Его ненависть ни в чём не проявлялась. Он ждал.
* * *
Стенли проснулся, будто что-то толкнуло, и почувствовал, как в груди ненавязчиво шевелится нейрочип. Комнату заливала тьма, заполняя собой отсвечивающие цифровым заревом пустоты, где на экранах с изнанки его глаз угасали слова. Он заморгал. Плексигласовый полумесяц над кроватью разливал по комнате слабый свет. Запах в апартаменте был сладкий, приятный. Ладан пополам с жасмином.
Вишон переключил режимы у Стенли в голове.
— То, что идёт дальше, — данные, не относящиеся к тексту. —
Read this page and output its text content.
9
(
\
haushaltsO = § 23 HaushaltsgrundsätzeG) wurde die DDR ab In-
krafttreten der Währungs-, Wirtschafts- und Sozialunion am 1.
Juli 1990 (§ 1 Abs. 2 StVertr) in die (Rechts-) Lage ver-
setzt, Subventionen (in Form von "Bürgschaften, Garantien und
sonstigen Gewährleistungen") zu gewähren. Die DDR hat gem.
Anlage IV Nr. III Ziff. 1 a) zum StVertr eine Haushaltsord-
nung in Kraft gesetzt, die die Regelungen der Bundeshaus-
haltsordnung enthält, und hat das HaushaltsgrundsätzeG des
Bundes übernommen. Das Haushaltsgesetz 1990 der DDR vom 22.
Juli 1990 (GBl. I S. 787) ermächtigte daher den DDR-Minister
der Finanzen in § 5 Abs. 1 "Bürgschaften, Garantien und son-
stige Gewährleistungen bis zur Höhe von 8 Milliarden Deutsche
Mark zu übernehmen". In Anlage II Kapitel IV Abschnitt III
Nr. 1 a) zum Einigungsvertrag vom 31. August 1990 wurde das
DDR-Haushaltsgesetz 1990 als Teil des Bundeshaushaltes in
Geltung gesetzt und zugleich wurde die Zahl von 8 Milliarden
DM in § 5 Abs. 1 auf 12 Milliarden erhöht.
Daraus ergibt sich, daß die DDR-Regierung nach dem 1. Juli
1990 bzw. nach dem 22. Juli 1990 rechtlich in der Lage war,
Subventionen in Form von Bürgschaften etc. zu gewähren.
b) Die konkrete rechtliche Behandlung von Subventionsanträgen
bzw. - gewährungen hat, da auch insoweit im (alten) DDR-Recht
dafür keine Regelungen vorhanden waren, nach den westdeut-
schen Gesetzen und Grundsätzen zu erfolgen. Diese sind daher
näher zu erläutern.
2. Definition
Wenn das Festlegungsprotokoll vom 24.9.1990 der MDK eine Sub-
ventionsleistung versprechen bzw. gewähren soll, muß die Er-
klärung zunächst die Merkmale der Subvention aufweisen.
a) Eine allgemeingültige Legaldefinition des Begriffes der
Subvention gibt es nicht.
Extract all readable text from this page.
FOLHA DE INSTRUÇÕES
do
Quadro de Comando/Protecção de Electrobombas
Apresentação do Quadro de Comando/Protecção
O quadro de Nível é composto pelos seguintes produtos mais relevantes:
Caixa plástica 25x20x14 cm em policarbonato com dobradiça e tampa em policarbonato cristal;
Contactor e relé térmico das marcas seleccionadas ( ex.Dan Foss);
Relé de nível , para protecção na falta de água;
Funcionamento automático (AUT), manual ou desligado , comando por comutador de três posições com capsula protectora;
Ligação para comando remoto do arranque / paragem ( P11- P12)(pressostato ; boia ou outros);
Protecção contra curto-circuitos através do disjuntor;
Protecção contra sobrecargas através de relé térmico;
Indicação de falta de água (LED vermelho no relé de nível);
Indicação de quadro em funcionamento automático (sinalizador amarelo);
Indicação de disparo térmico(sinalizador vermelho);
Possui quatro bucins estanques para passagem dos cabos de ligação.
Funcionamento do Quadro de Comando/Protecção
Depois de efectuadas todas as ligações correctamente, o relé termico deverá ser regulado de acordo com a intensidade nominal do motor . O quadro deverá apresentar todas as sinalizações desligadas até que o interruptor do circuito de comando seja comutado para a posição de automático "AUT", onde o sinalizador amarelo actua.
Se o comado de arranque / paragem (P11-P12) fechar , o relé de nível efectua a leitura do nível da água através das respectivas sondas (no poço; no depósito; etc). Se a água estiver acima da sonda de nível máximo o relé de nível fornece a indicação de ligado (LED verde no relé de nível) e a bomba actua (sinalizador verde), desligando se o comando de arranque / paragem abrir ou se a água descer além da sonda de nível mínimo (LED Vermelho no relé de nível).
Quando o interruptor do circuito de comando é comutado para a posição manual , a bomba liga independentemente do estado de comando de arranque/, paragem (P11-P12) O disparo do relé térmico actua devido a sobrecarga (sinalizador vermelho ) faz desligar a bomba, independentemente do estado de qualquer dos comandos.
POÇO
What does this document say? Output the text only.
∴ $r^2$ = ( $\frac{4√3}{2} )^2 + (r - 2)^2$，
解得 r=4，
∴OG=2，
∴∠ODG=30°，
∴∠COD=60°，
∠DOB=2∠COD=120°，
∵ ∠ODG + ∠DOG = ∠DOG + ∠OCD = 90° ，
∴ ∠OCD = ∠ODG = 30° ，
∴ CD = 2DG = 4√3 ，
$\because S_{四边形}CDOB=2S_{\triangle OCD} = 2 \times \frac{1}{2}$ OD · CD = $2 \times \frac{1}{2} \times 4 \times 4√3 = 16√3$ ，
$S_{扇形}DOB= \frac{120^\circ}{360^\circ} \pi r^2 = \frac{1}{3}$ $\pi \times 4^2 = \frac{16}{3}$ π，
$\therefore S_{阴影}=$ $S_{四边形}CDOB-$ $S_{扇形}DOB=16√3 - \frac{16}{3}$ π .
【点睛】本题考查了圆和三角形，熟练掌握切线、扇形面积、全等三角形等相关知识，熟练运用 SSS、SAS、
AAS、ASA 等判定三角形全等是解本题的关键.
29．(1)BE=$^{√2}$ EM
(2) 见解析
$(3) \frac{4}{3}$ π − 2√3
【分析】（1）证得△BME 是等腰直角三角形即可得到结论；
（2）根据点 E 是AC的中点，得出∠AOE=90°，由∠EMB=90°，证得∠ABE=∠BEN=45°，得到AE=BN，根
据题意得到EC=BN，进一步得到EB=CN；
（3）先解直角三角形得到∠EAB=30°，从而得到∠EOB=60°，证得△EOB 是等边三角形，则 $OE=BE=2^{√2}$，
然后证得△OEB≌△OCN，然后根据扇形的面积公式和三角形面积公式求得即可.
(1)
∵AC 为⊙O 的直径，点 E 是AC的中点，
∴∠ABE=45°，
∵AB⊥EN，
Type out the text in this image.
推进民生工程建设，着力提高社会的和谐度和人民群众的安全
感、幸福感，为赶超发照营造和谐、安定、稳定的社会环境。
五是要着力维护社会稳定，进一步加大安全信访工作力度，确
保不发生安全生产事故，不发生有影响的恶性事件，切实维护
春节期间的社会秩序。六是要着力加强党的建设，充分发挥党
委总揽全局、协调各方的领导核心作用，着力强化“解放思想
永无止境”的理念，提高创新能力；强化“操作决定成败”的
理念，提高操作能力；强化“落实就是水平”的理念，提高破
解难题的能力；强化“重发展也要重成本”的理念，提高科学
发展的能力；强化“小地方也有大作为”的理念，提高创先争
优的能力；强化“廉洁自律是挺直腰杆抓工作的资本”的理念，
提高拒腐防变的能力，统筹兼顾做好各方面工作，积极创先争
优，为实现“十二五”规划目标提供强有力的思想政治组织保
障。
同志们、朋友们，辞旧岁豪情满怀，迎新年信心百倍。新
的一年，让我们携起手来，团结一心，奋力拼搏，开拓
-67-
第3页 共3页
Внутри ушной полости, возле улитки, малюсенькая проволочка вибрировала от притока речи. «Стенли, у тебя за дверью от нас подарок».
Он встал — прикосновение ног к плюшевому ковру успокоило — и послушно пошёл открывать.
Дверь скользнула в сторону. За нею стояла знакомая фигура.
Анна.
Стенли было так больно, что он заулыбался и с дурацкой этой улыбкой смотрел, как эта химера больного воображения приникла к нему, прижалась. Новая Анна приложила палец к губам, и он не нашёл сил возразить. Его плоть отозвалась на её прикосновение; тёплые руки, наизусть знающие его тело, скользнули по коже. Всё внутри заныло. Он застонал. Притянул её к себе и заплакал, как обиженный несмышлёный ребёнок.
«Она почти такая же, как была. Нам удалось почти всё восстановить. Почти всю память, воспоминания. Пробелов должно быть немного».
Стенли подавил беззвучный вопль поцелуем.
Потом их тела колыхались волной в темноте, и нейрочип внутри него свернулся клубочком и тихонько жужжал.
Он никогда ещё не испытывал такой высокой боли.
Её плоть на ощупь как ткань, пришла мысль в голову. Как будто призрак охватил его чресла.
«И всё-то она помнит», — прошептал Вишон.
* * *
— Анна.
Золотые волосы отражали янтарный свет утреннего солнца. Анна медленно открыла глаза, и овальное лицо засияло отблеском ярко-синего. На алебастровой коже выделялись полные алые губы.
Сердце у Стенли заныло, до того она была хороша.
И так его ранило выражение на этом лице. Боль и невинность. Преданность.